Although the pilot had acquired and utilized a parachute during the first approximately 25 hours of aircraft operation, he was not utilizing the parachute at the time of the accident.
The aircraft's canopy is airfoil shaped and during flight conditions would tend to create an aerodynamic low pressure condition near the top of the canopy (just aft of the seam between the windscreen and canopy).
TESTS AND RESEARCH
A substantial portion of the engine, including number's one and two cylinders, the crankshaft and associated bearings, the camshaft, all four connecting rods, and oil screen, sump and filter fragments, were shipped to the Safety Board's Office of Research and Engineering, Materials Laboratory, for further examination (refer to attached Report No. 99-225).
The examination revealed that all engine components were soot-covered and the crankshaft, which remained intact, displayed axiall compression between crankcheeks one and two. Examination of the six main (crankshaft) bearing halves showed that all bearings contained minimal wear and no evidence of localized heating (consistent with sufficient lubrication).
Examination of the number one cylinder and components confirmed the previously described connecting rod deformation and wrist pin location. Additionally, examination of the interior of the cylinder showed that the crown area contained severe peening damage.

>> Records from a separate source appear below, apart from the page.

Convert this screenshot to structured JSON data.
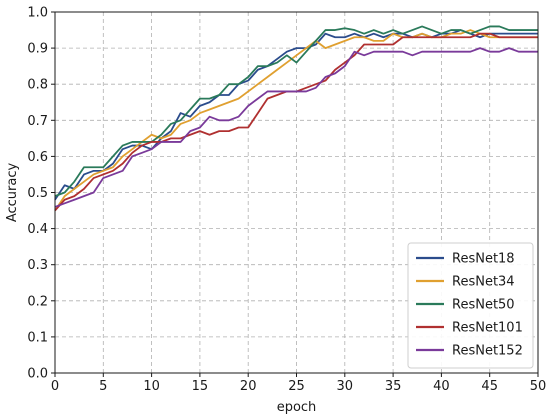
{
  "chart_data": {
    "type": "line",
    "xlabel": "epoch",
    "ylabel": "Accuracy",
    "xlim": [
      0,
      50
    ],
    "ylim": [
      0.0,
      1.0
    ],
    "xticks": [
      "0",
      "5",
      "10",
      "15",
      "20",
      "25",
      "30",
      "35",
      "40",
      "45",
      "50"
    ],
    "yticks": [
      "0.0",
      "0.1",
      "0.2",
      "0.3",
      "0.4",
      "0.5",
      "0.6",
      "0.7",
      "0.8",
      "0.9",
      "1.0"
    ],
    "grid": true,
    "legend_position": "bottom-right",
    "x": [
      0,
      1,
      2,
      3,
      4,
      5,
      6,
      7,
      8,
      9,
      10,
      11,
      12,
      13,
      14,
      15,
      16,
      17,
      18,
      19,
      20,
      21,
      22,
      23,
      24,
      25,
      26,
      27,
      28,
      29,
      30,
      31,
      32,
      33,
      34,
      35,
      36,
      37,
      38,
      39,
      40,
      41,
      42,
      43,
      44,
      45,
      46,
      47,
      48,
      49,
      50
    ],
    "series": [
      {
        "name": "ResNet18",
        "color": "#2b4c8c",
        "values": [
          0.48,
          0.52,
          0.51,
          0.55,
          0.56,
          0.56,
          0.58,
          0.62,
          0.63,
          0.63,
          0.62,
          0.65,
          0.67,
          0.72,
          0.71,
          0.74,
          0.75,
          0.77,
          0.77,
          0.8,
          0.81,
          0.84,
          0.85,
          0.87,
          0.89,
          0.9,
          0.9,
          0.91,
          0.94,
          0.93,
          0.93,
          0.94,
          0.93,
          0.94,
          0.93,
          0.94,
          0.94,
          0.93,
          0.94,
          0.93,
          0.94,
          0.94,
          0.95,
          0.94,
          0.93,
          0.94,
          0.94,
          0.94,
          0.94,
          0.94,
          0.94
        ]
      },
      {
        "name": "ResNet34",
        "color": "#e0a030",
        "values": [
          0.45,
          0.49,
          0.51,
          0.53,
          0.55,
          0.56,
          0.57,
          0.6,
          0.62,
          0.64,
          0.66,
          0.65,
          0.66,
          0.69,
          0.7,
          0.72,
          0.73,
          0.74,
          0.75,
          0.76,
          0.78,
          0.8,
          0.82,
          0.84,
          0.86,
          0.88,
          0.9,
          0.92,
          0.9,
          0.91,
          0.92,
          0.93,
          0.93,
          0.92,
          0.92,
          0.94,
          0.93,
          0.93,
          0.94,
          0.93,
          0.93,
          0.94,
          0.94,
          0.95,
          0.94,
          0.93,
          0.93,
          0.93,
          0.93,
          0.93,
          0.93
        ]
      },
      {
        "name": "ResNet50",
        "color": "#2a7a5a",
        "values": [
          0.49,
          0.5,
          0.53,
          0.57,
          0.57,
          0.57,
          0.6,
          0.63,
          0.64,
          0.64,
          0.64,
          0.66,
          0.69,
          0.7,
          0.73,
          0.76,
          0.76,
          0.77,
          0.8,
          0.8,
          0.82,
          0.85,
          0.85,
          0.86,
          0.88,
          0.86,
          0.89,
          0.92,
          0.95,
          0.95,
          0.955,
          0.95,
          0.94,
          0.95,
          0.94,
          0.95,
          0.94,
          0.95,
          0.96,
          0.95,
          0.94,
          0.95,
          0.95,
          0.94,
          0.95,
          0.96,
          0.96,
          0.95,
          0.95,
          0.95,
          0.95
        ]
      },
      {
        "name": "ResNet101",
        "color": "#b03030",
        "values": [
          0.45,
          0.48,
          0.49,
          0.51,
          0.54,
          0.55,
          0.56,
          0.58,
          0.61,
          0.63,
          0.64,
          0.64,
          0.65,
          0.65,
          0.66,
          0.67,
          0.66,
          0.67,
          0.67,
          0.68,
          0.68,
          0.72,
          0.76,
          0.77,
          0.78,
          0.78,
          0.79,
          0.8,
          0.81,
          0.84,
          0.86,
          0.88,
          0.91,
          0.91,
          0.91,
          0.91,
          0.93,
          0.93,
          0.93,
          0.93,
          0.93,
          0.93,
          0.93,
          0.93,
          0.94,
          0.94,
          0.93,
          0.93,
          0.93,
          0.93,
          0.93
        ]
      },
      {
        "name": "ResNet152",
        "color": "#7a3a9a",
        "values": [
          0.46,
          0.47,
          0.48,
          0.49,
          0.5,
          0.54,
          0.55,
          0.56,
          0.6,
          0.61,
          0.62,
          0.64,
          0.64,
          0.64,
          0.67,
          0.68,
          0.71,
          0.7,
          0.7,
          0.71,
          0.74,
          0.76,
          0.78,
          0.78,
          0.78,
          0.78,
          0.78,
          0.79,
          0.82,
          0.83,
          0.85,
          0.89,
          0.88,
          0.89,
          0.89,
          0.89,
          0.89,
          0.88,
          0.89,
          0.89,
          0.89,
          0.89,
          0.89,
          0.89,
          0.9,
          0.89,
          0.89,
          0.9,
          0.89,
          0.89,
          0.89
        ]
      }
    ]
  }
}
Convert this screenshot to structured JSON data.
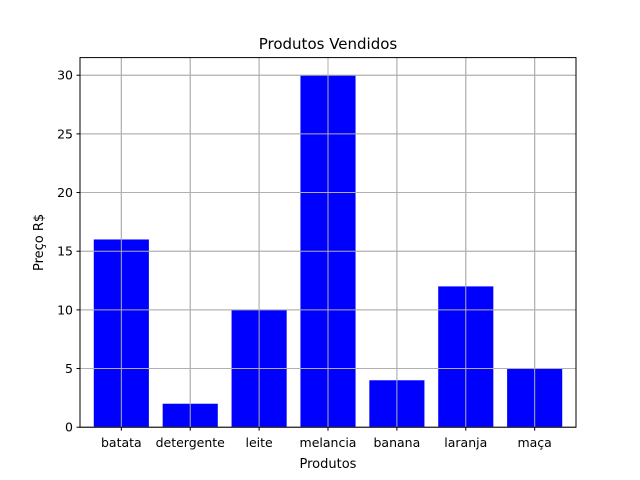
{
  "chart_data": {
    "type": "bar",
    "title": "Produtos Vendidos",
    "xlabel": "Produtos",
    "ylabel": "Preço R$",
    "categories": [
      "batata",
      "detergente",
      "leite",
      "melancia",
      "banana",
      "laranja",
      "maça"
    ],
    "values": [
      16,
      2,
      10,
      30,
      4,
      12,
      5
    ],
    "ylim": [
      0,
      31.5
    ],
    "yticks": [
      0,
      5,
      10,
      15,
      20,
      25,
      30
    ],
    "grid": true,
    "bar_color": "#0000ff",
    "grid_color": "#b0b0b0"
  }
}
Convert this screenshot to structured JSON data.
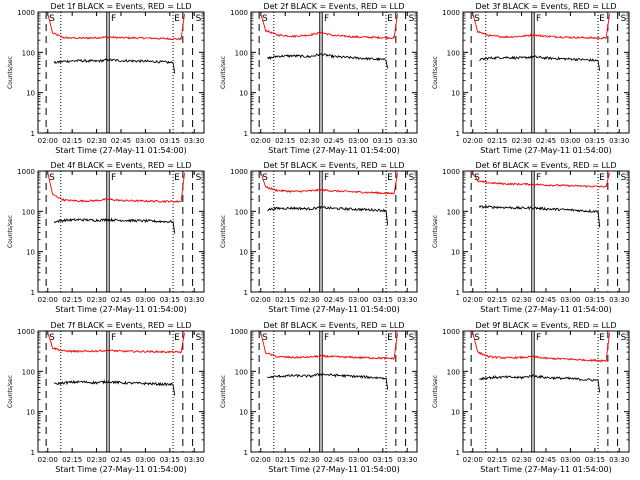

Examination of the number two cylinder and components revealed that the number two connecting rod had separated through the two arms on the crankshaft end of the rod. After ultrasonic cleaning of the fracture surfaces a bench binocular microscope examination revealed crack arrest positions consistent with fatigue cracking that emanated from the exterior surface of the arms, and fatigue propagation was through most of the fracture surfaces.
According to the "Airframe and Powerplant Mechanics Powerplant Handbook," Advisory Circular 65-12A, published by the FAA, "A crankshaft is dynamically balanced when all the forces created by crankshaft rotation and power impulses are balanced within themselves so that little or no vibration is produced when the engine is operating." Thus, the release of the number two connecting rod and disintegration of the number one piston in the aircraft's engine could have induced significant vibrations within the engine and aircraft airframe.
On-site examination of the wreckage was conducted on July 11, 1999, after which the wreckage was verbally released to a representative of Gale's Towing & Recovery, Inc. for the purpose of removal from the site and transport to a suitable storage area. The wreckage was subsequently stored at the facilities of HLM Air Services, Inc., Independence, Oregon. Written wreckage release, exclusive of the engine and aircraft documentation/records, was accomplished on September 27, 1999, and is documented on NTSB form 6120.15 (enclosed). Written release of the engine and aircraft documentation/records was executed on January 7, 2000, and is documented on NTSB form 6120.15 (enclosed).